Daddy doesn’t want his little girl to fall into the wrong hands or any hands at all so he protects her in the best way an African man by monitoring her movements.

He makes sure she dresses with some decency when she steps out of the house. He frowns on any guy that “corners” his daughter after church to grab her number. He frows at the idea of a guy visiting his daughter at home (African fathers are rumoured to shoot any man that dares such suicidal mission). He asks her investigative questions about her outing like “Where are you going to? Which of your girlfriends? Where does she stay”. He sets her curfew for about 6/7pm.

All these he does to protect his daughter but as his little girl grows, the quest for her own independence grows. “I am no longer a small girl”, she would say under her breathe anytime daddy shows off.

But then daddy’s little girl is sent off to the University and she finally flaps her wings of independence and soars unapologetically. She’s no longer under the strict and monitoring glare of daddy and she lets loose. She gets all the attention from girlfriend hungry boys. She goes clubbing with her friends. She falls head over heels in love with this cute boy in his final year and then under the euphoria of love is disvirgined.

Daddy is at home revelling in the academic exploits of his first class daughter and rebuffs the advances of prospective suitors. His daughter is too young to envisage marriage. “Let her finish school, get a good job before we discuss marriage”, he would tell his wife whenever the topic of marriage came up in their discussion.

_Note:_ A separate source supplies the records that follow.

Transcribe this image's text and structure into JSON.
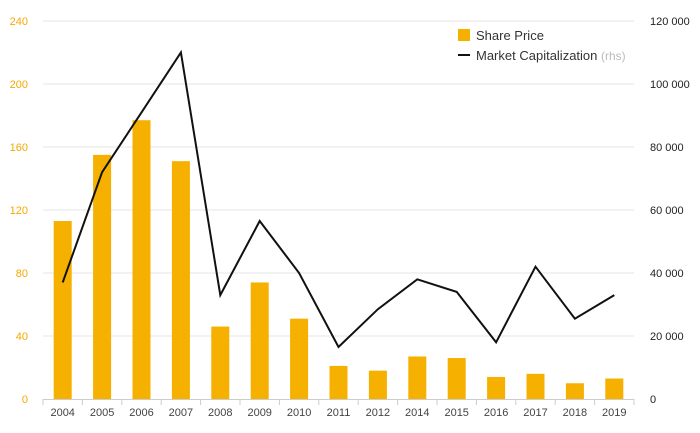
{
  "chart_data": {
    "type": "bar",
    "categories": [
      "2004",
      "2005",
      "2006",
      "2007",
      "2008",
      "2009",
      "2010",
      "2011",
      "2012",
      "2014",
      "2015",
      "2016",
      "2017",
      "2018",
      "2019"
    ],
    "series": [
      {
        "name": "Share Price",
        "type": "bar",
        "axis": "left",
        "color": "#f5b000",
        "values": [
          113,
          155,
          177,
          151,
          46,
          74,
          51,
          21,
          18,
          27,
          26,
          14,
          16,
          10,
          13
        ]
      },
      {
        "name": "Market Capitalization",
        "axis_note": "(rhs)",
        "type": "line",
        "axis": "right",
        "color": "#111111",
        "values": [
          37000,
          72000,
          91000,
          110000,
          33000,
          56500,
          40000,
          16500,
          28500,
          38000,
          34000,
          18000,
          42000,
          25500,
          33000
        ]
      }
    ],
    "y_left": {
      "range": [
        0,
        240
      ],
      "ticks": [
        "0",
        "40",
        "80",
        "120",
        "160",
        "200",
        "240"
      ],
      "color": "#f5a800"
    },
    "y_right": {
      "range": [
        0,
        120000
      ],
      "ticks": [
        "0",
        "20 000",
        "40 000",
        "60 000",
        "80 000",
        "100 000",
        "120 000"
      ]
    },
    "grid": true,
    "legend": {
      "position": "top-right",
      "items": [
        "Share Price",
        "Market Capitalization"
      ],
      "note": "(rhs)"
    }
  }
}
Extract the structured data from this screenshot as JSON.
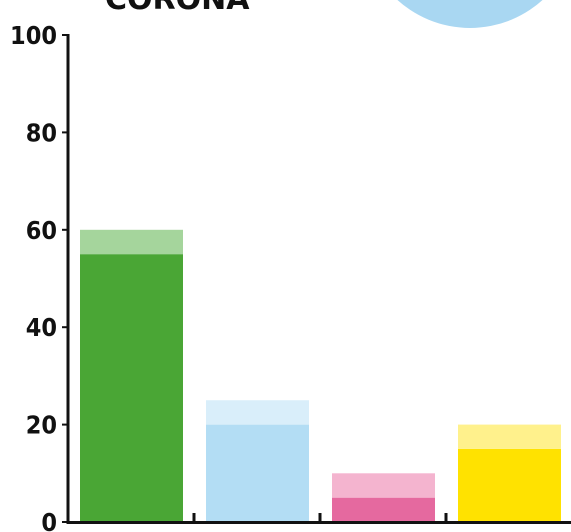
{
  "chart_data": {
    "type": "bar",
    "title": "CORONA",
    "xlabel": "",
    "ylabel": "",
    "ylim": [
      0,
      100
    ],
    "yticks": [
      0,
      20,
      40,
      60,
      80,
      100
    ],
    "categories": [
      "",
      "",
      "",
      ""
    ],
    "series": [
      {
        "values": [
          55,
          20,
          5,
          15
        ]
      },
      {
        "values": [
          5,
          5,
          5,
          5
        ]
      }
    ],
    "stacked": true,
    "colors": {
      "base": [
        "#4aa635",
        "#b3ddf4",
        "#e5699f",
        "#ffe200"
      ],
      "top": [
        "#a5d59c",
        "#d9eefa",
        "#f4b4cf",
        "#fff18c"
      ]
    },
    "grid": false,
    "legend": "none"
  },
  "decoration": {
    "circle_color": "#a9d7f2"
  }
}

Daddy’s little girl enjoys sex and has it at will with her boyfriend while daddy is singing her praises at home. She ends things with her first boyfriend after he finishes school and distance drowns the affection they both had for eachother. She moves on with another guy. They are also having sex and she loves it.

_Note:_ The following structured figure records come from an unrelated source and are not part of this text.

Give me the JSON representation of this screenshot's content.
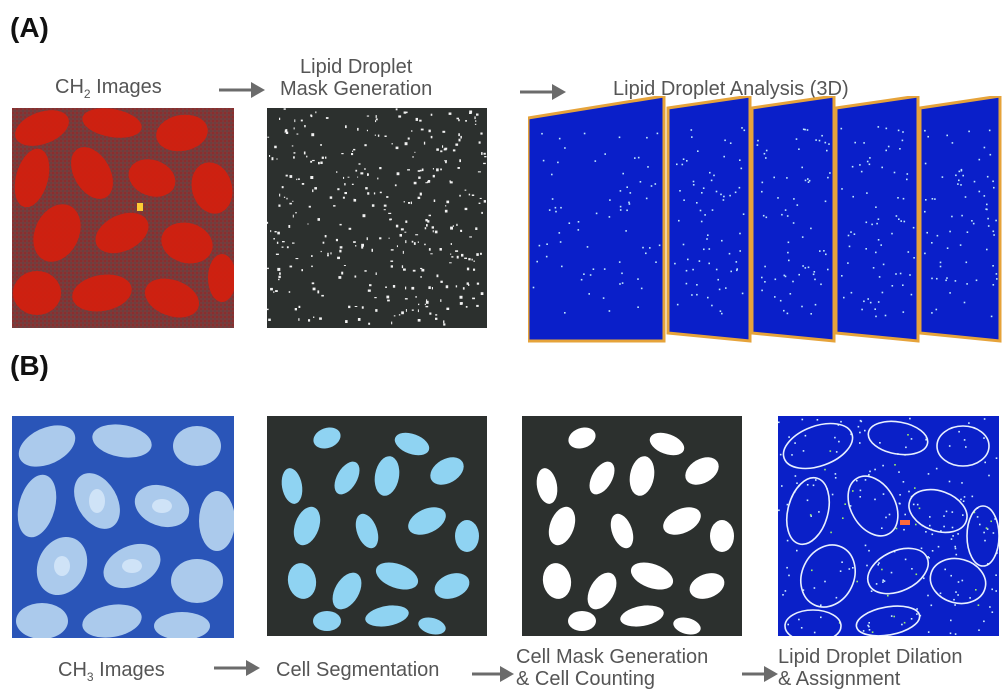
{
  "panel_a": {
    "label": "(A)",
    "ch2_caption_main": "CH",
    "ch2_caption_sub": "2",
    "ch2_caption_rest": " Images",
    "mask_caption_line1": "Lipid Droplet",
    "mask_caption_line2": "Mask Generation",
    "analysis_caption": "Lipid Droplet Analysis (3D)"
  },
  "panel_b": {
    "label": "(B)",
    "ch3_caption_main": "CH",
    "ch3_caption_sub": "3",
    "ch3_caption_rest": " Images",
    "segmentation_caption": "Cell Segmentation",
    "cellmask_caption_line1": "Cell Mask Generation",
    "cellmask_caption_line2": "& Cell Counting",
    "dilation_caption_line1": "Lipid Droplet Dilation",
    "dilation_caption_line2": "& Assignment"
  },
  "colors": {
    "ch2_background": "#7a3434",
    "ch2_cells": "#d21e10",
    "mask_background": "#2c302e",
    "analysis_blue": "#0a1fc9",
    "analysis_frame": "#e6a33a",
    "ch3_background": "#2753b8",
    "ch3_cells": "#bcd8f2",
    "segmentation_cells": "#8fd3f2",
    "arrow": "#6b6b6b"
  }
}
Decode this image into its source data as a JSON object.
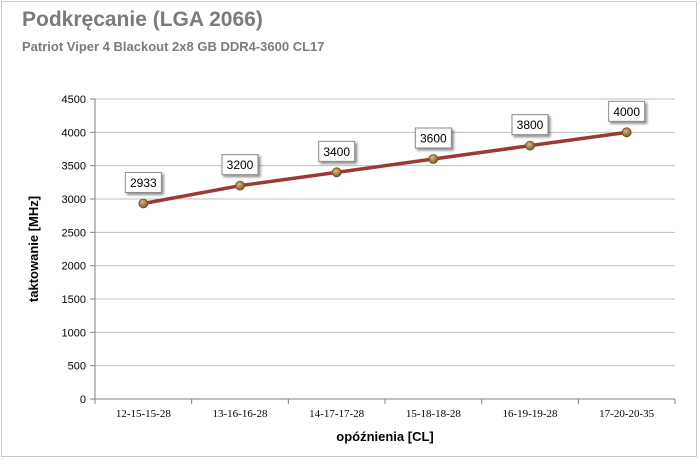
{
  "chart_data": {
    "type": "line",
    "title": "Podkręcanie (LGA 2066)",
    "subtitle": "Patriot Viper 4 Blackout 2x8 GB DDR4-3600 CL17",
    "xlabel": "opóźnienia [CL]",
    "ylabel": "taktowanie [MHz]",
    "categories": [
      "12-15-15-28",
      "13-16-16-28",
      "14-17-17-28",
      "15-18-18-28",
      "16-19-19-28",
      "17-20-20-35"
    ],
    "series": [
      {
        "values": [
          2933,
          3200,
          3400,
          3600,
          3800,
          4000
        ]
      }
    ],
    "ylim": [
      0,
      4500
    ],
    "yticks": [
      0,
      500,
      1000,
      1500,
      2000,
      2500,
      3000,
      3500,
      4000,
      4500
    ],
    "grid": true,
    "legend": "none",
    "colors": {
      "line": "#9b3a33",
      "marker": "#8a6a3a",
      "grid": "#bfbfbf"
    }
  }
}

Daddy never discussed sex with her, all she was told by mummy when she was about 10 years was that “if a guy touches you, you will get pregnant”.
Daddy and mummy never even discussed talking about sex education with their children but expected them to be good boys and girl by following the doctrine of the Bible and staying away from sin (sex included).

No father would ever envision his daughter having sex outside marriage and most carry the my-daughter-is-a-virgin mindset around. This mentality comes crashing down when he discovers that his daughter, yes his baby daughter, his little princess is pregnant for her University boyfriend.

I have a five prong mind pricking questions for parents about their children and premarital sex.
Firstly, why are girls and guys given differential treatment when it comes to dating and sex? The boys are given a free hand while the girls are treated like they don’t have a mind of their own and don’t know the difference between good and bad.
Secondly, why are you guys not bold enough to discuss sex with your children? What are you afraid of?
Thirdly, why the holier than thou attitude when it comes to sex? Like some of you fathers aren’t the ones sleeping with people’s daughters and you don’t want your own daughter to enjoy what you are enjoying?
Why act so surprised, shocked and disappointed when your daughter brings home an unwanted pregnancy or your son gets a girl pregnant when you never discussed sex, pregnancy and safe sex with them?
Lastly, why leave the topic of sex to Biology teachers or religious leaders who treat the topic like a taboo?